Je trouve qu'il y a un progrès majeur de constater que la police fait l'effort d'un rapprochement culturel en utilisant la langue autochtone avec les personnes avec qui elle est en contact, affirme Mylène Jaccoud, professeure à l’École de criminologie de l’Université de Montréal.

De pouvoir au moins être compris dans sa langue, c'est un élément. Ça ne permet pas de tout combler, mais c'est quand même un point de départ. Mais c'est sûr que ce n'est pas suffisant.

Une citation de Mylène Jaccoud, professeure à l’École de criminologie de l’Université de Montréal

Son confrère de la Colombie-Britannique, Ted Palys, abonde dans le même sens.

Nous avons un exemple positif ici de la GRC qui rentre dans la communauté et établit des relations avec ses membres, mais tout de suite [après avoir conclu l’enquête et arrêté le suspect], on le sort de là. Pourquoi ne pas impliquer la communauté dans les prochaines étapes du processus, pour décider ce qui advient d’un membre de la communauté?

Les deux professeurs indiquent qu’il existe des alternatives au système carcéral et que la justice autochtone n'isole pas nécessairement les gens. Mme Jaccoud donne l’exemple du Cercle de guérison holistique de la collectivité de Hollow Water au Manitoba, qui s'occupe de personnes accusées d’infractions sexuelles.

C'est un des cercles les plus connus. Il y a même eu un rapport de recherche pour montrer que les taux de récidive étaient minimes, parce qu'il y a une prise en charge communautaire. Ils jumellent aussi les cercles de guérison avec des cercles de sentence, où la GRC travaille avec la communauté, explique-t-elle.

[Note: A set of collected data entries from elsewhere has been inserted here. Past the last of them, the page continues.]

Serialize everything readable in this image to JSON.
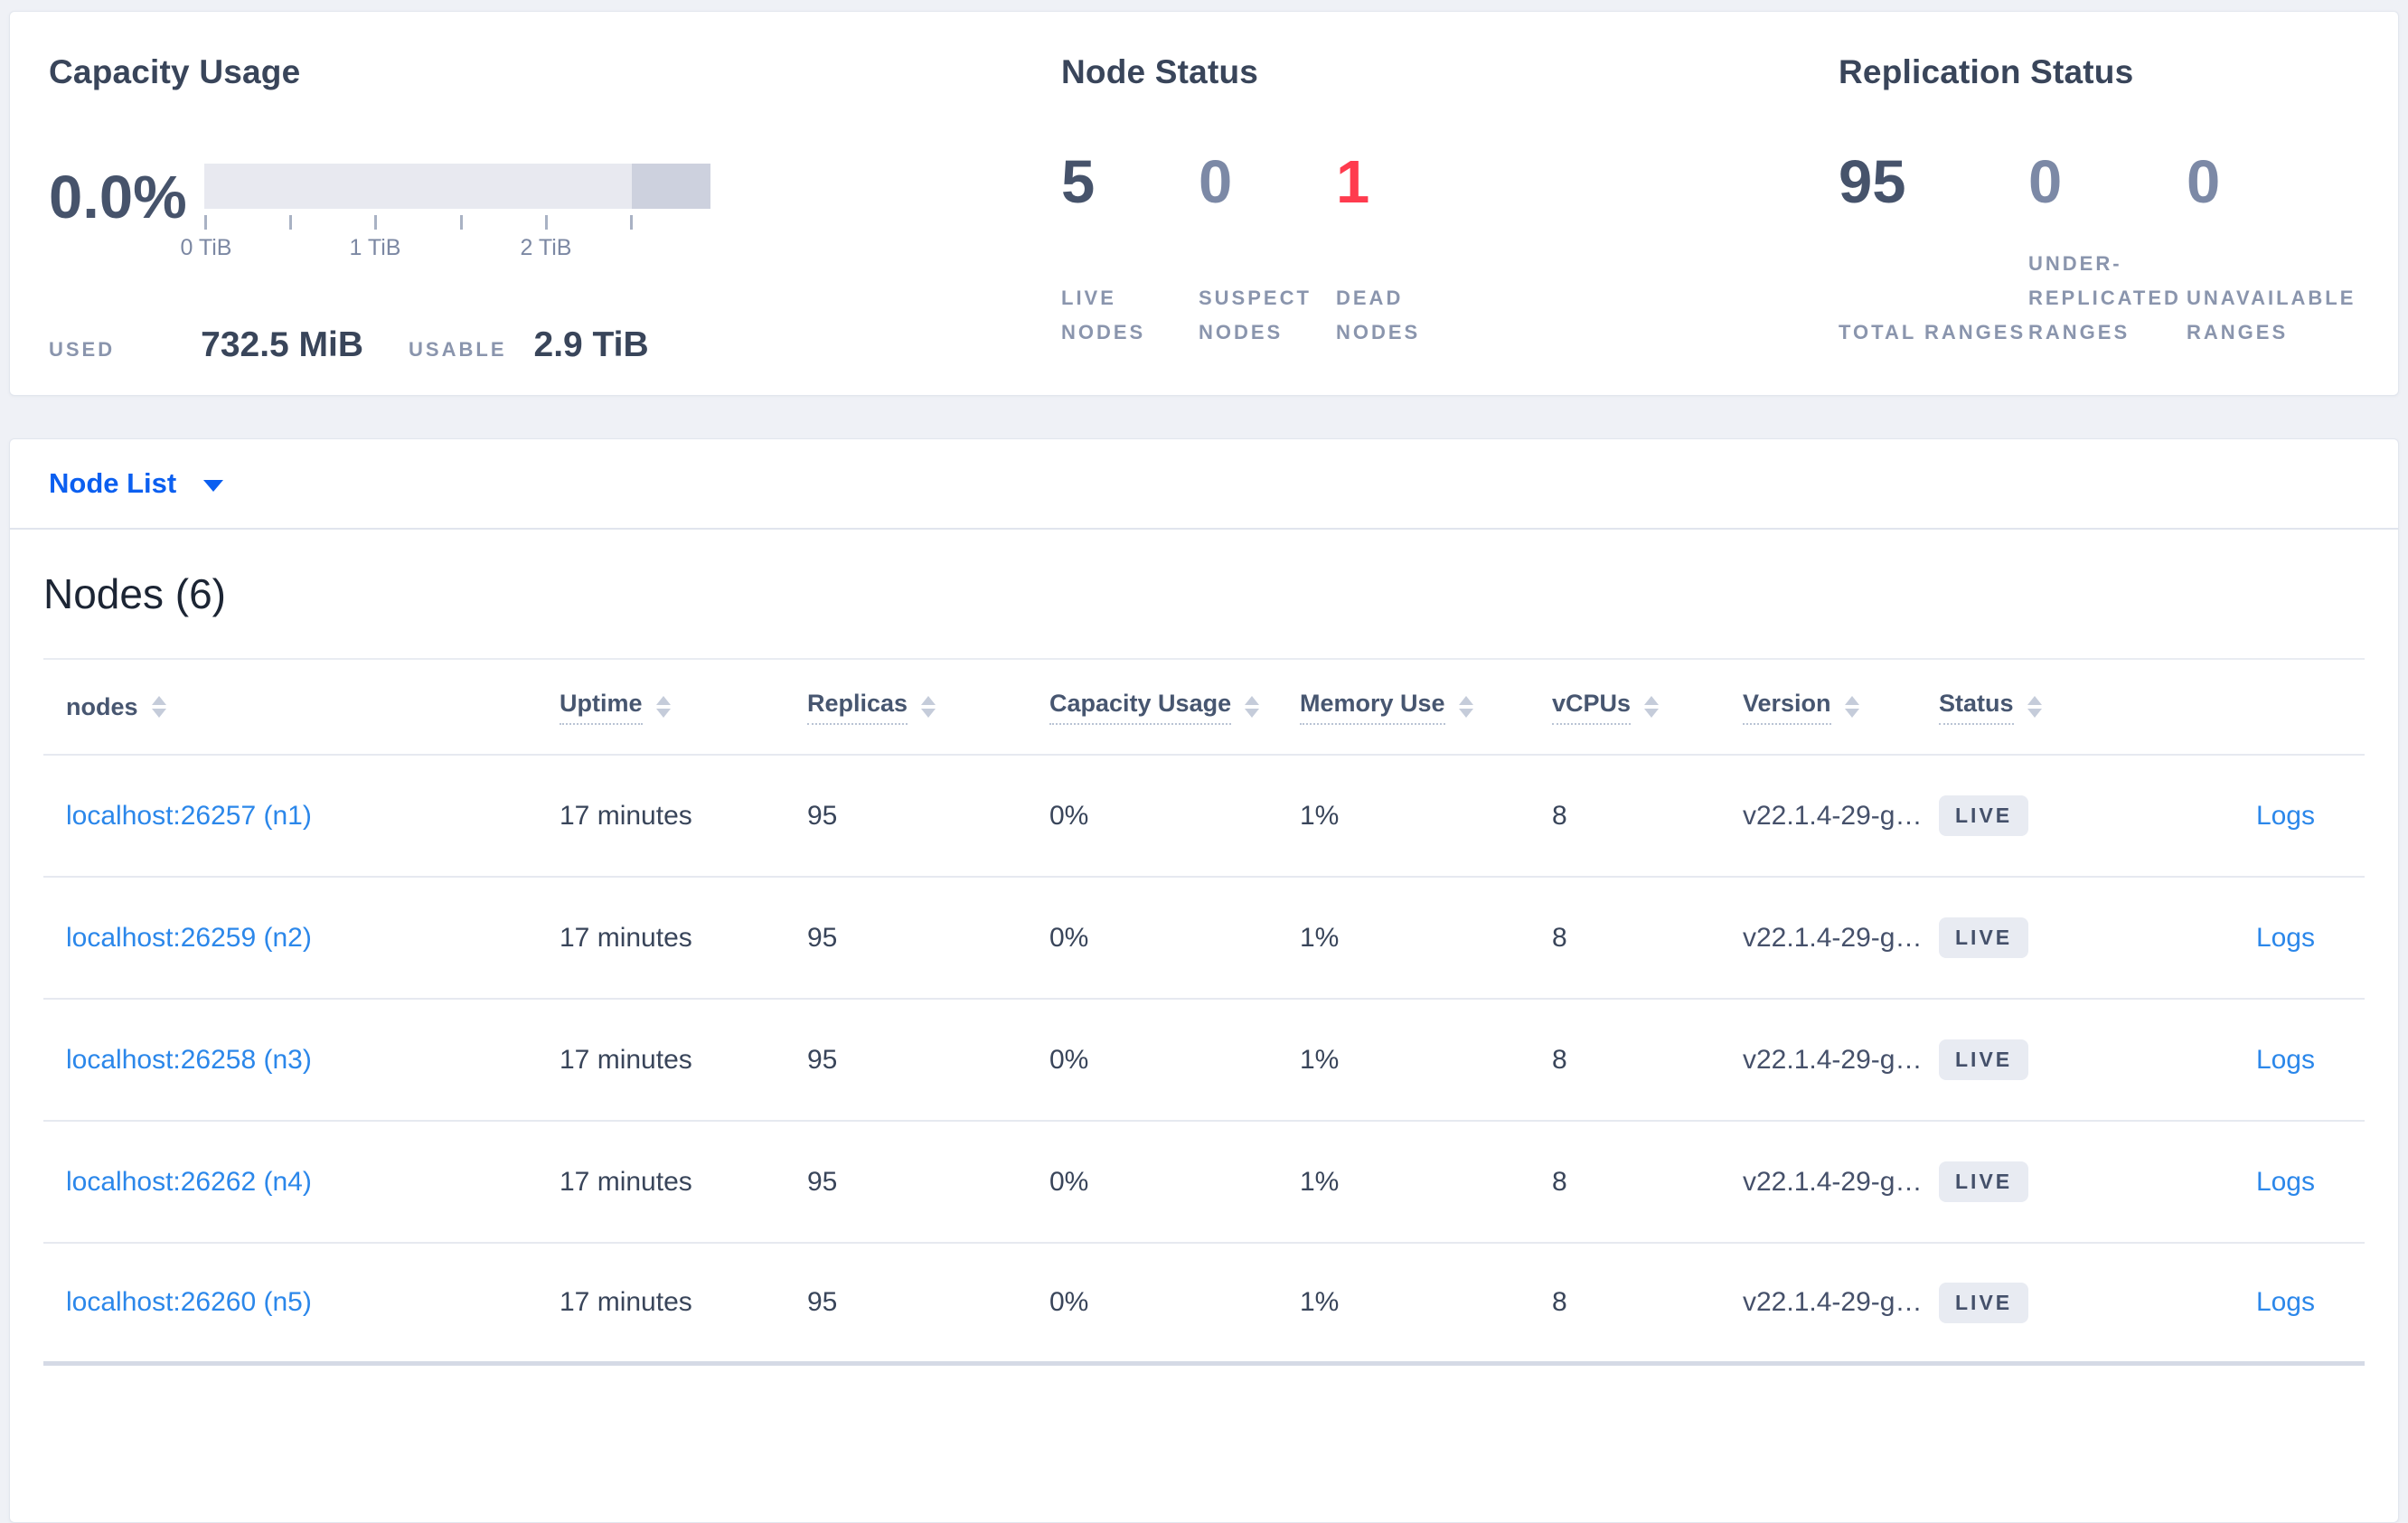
{
  "colors": {
    "accent_blue": "#0b5ff0",
    "link_blue": "#2b87ea",
    "dead_red": "#ff3b4e",
    "stat_dark": "#46536b",
    "stat_muted": "#7c89a6",
    "badge_bg": "#e8ebf2",
    "gauge_light": "#e8e9f0",
    "gauge_dark": "#cdd1de"
  },
  "summary": {
    "capacity": {
      "title": "Capacity Usage",
      "percent": "0.0%",
      "tick_labels": [
        "0 TiB",
        "1 TiB",
        "2 TiB"
      ],
      "used_label": "USED",
      "used_value": "732.5 MiB",
      "usable_label": "USABLE",
      "usable_value": "2.9 TiB"
    },
    "node_status": {
      "title": "Node Status",
      "stats": [
        {
          "value": "5",
          "label": "LIVE NODES",
          "tone": "dark"
        },
        {
          "value": "0",
          "label": "SUSPECT NODES",
          "tone": "muted"
        },
        {
          "value": "1",
          "label": "DEAD NODES",
          "tone": "dead"
        }
      ]
    },
    "replication_status": {
      "title": "Replication Status",
      "stats": [
        {
          "value": "95",
          "label": "TOTAL RANGES",
          "tone": "dark"
        },
        {
          "value": "0",
          "label": "UNDER-REPLICATED RANGES",
          "tone": "muted"
        },
        {
          "value": "0",
          "label": "UNAVAILABLE RANGES",
          "tone": "muted"
        }
      ]
    }
  },
  "view_selector": {
    "label": "Node List"
  },
  "nodes_section": {
    "title": "Nodes (6)",
    "columns": [
      {
        "label": "nodes"
      },
      {
        "label": "Uptime"
      },
      {
        "label": "Replicas"
      },
      {
        "label": "Capacity Usage"
      },
      {
        "label": "Memory Use"
      },
      {
        "label": "vCPUs"
      },
      {
        "label": "Version"
      },
      {
        "label": "Status"
      }
    ],
    "rows": [
      {
        "address": "localhost:26257 (n1)",
        "uptime": "17 minutes",
        "replicas": "95",
        "capacity_usage": "0%",
        "memory_use": "1%",
        "vcpus": "8",
        "version": "v22.1.4-29-g…",
        "status": "LIVE",
        "logs": "Logs"
      },
      {
        "address": "localhost:26259 (n2)",
        "uptime": "17 minutes",
        "replicas": "95",
        "capacity_usage": "0%",
        "memory_use": "1%",
        "vcpus": "8",
        "version": "v22.1.4-29-g…",
        "status": "LIVE",
        "logs": "Logs"
      },
      {
        "address": "localhost:26258 (n3)",
        "uptime": "17 minutes",
        "replicas": "95",
        "capacity_usage": "0%",
        "memory_use": "1%",
        "vcpus": "8",
        "version": "v22.1.4-29-g…",
        "status": "LIVE",
        "logs": "Logs"
      },
      {
        "address": "localhost:26262 (n4)",
        "uptime": "17 minutes",
        "replicas": "95",
        "capacity_usage": "0%",
        "memory_use": "1%",
        "vcpus": "8",
        "version": "v22.1.4-29-g…",
        "status": "LIVE",
        "logs": "Logs"
      },
      {
        "address": "localhost:26260 (n5)",
        "uptime": "17 minutes",
        "replicas": "95",
        "capacity_usage": "0%",
        "memory_use": "1%",
        "vcpus": "8",
        "version": "v22.1.4-29-g…",
        "status": "LIVE",
        "logs": "Logs"
      }
    ]
  }
}
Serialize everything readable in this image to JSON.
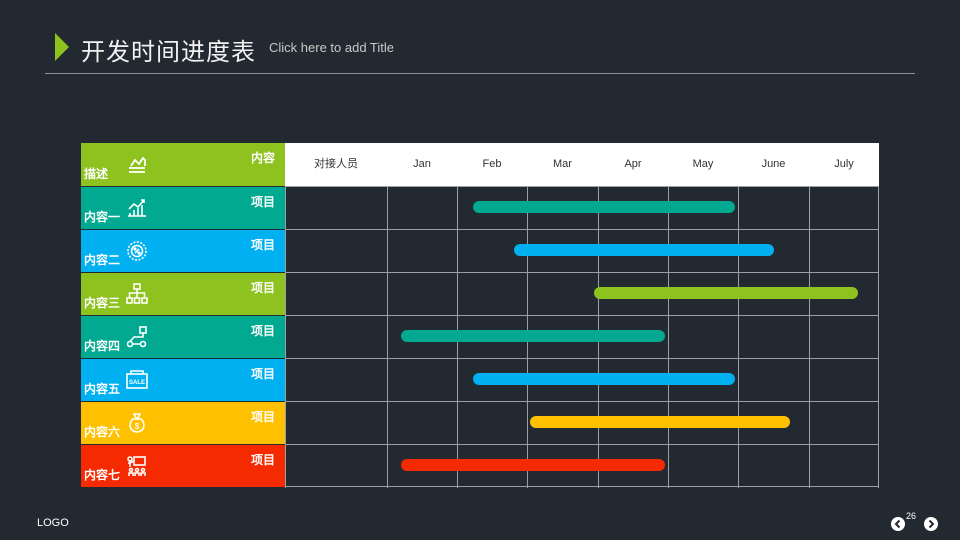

Mylène Jaccoud affirme qu’il faudrait réformer l’ensemble du processus. Pour elle, la prochaine étape sur la voie de la réconciliation serait de reconnaître les ordres juridiques autochtones. Que ce soit la Commission de vérité et réconciliation ou, au Québec, la Commission du juge Viens ou même l'ENFADA, toutes les dernières commissions convergent toutes vers cette idée, rappelle-t-elle.

Un développement au sujet duquel la grande cheffe de l'Association des chefs du Manitoba, Cathy Merrick affiche un certain scepticisme.

Je ne sais pas si je la verrai de mon vivant, l’AMC travaille là-dessus depuis longtemps, mais j'espère qu'un jour nous aurons notre propre système judiciaire.

Une citation de Cathy Merrick, grande cheffe, Association des chefs du Manitoba

Ted Palys note que la question dépasse toutefois le champ d’action de la GRC, puisque le travail de ce corps policier est d’appliquer la loi fédérale; il faut plutôt se demander ce que le Canada peut faire pour être plus respectueux des lois autochtones.

Pour lui, il revient à la communauté de décider de la relation qu’elle veut avoir avec le système de justice canadien. Il note que c’est exactement ce qu’affirme la Déclaration des Nations unies sur les droits des peuples autochtones.

Cathy Merrick salue les efforts de la GRC pour bâtir des relations avec les communautés autochtones, soulignant que de nombreux agents vont à la rencontre des communautés en respectant leurs traditions.

Elle rappelle cependant que la réconciliation est un travail de longue haleine. C’est un processus continu auquel nous devons continuer de travailler ensemble, dans le respect des traditions de chacun. C’est ainsi que nous réimaginons notre façon de travailler ensemble.

La GRC au Manitoba n’avait pas répondu à notre demande d’information au moment de la rédaction de ce texte.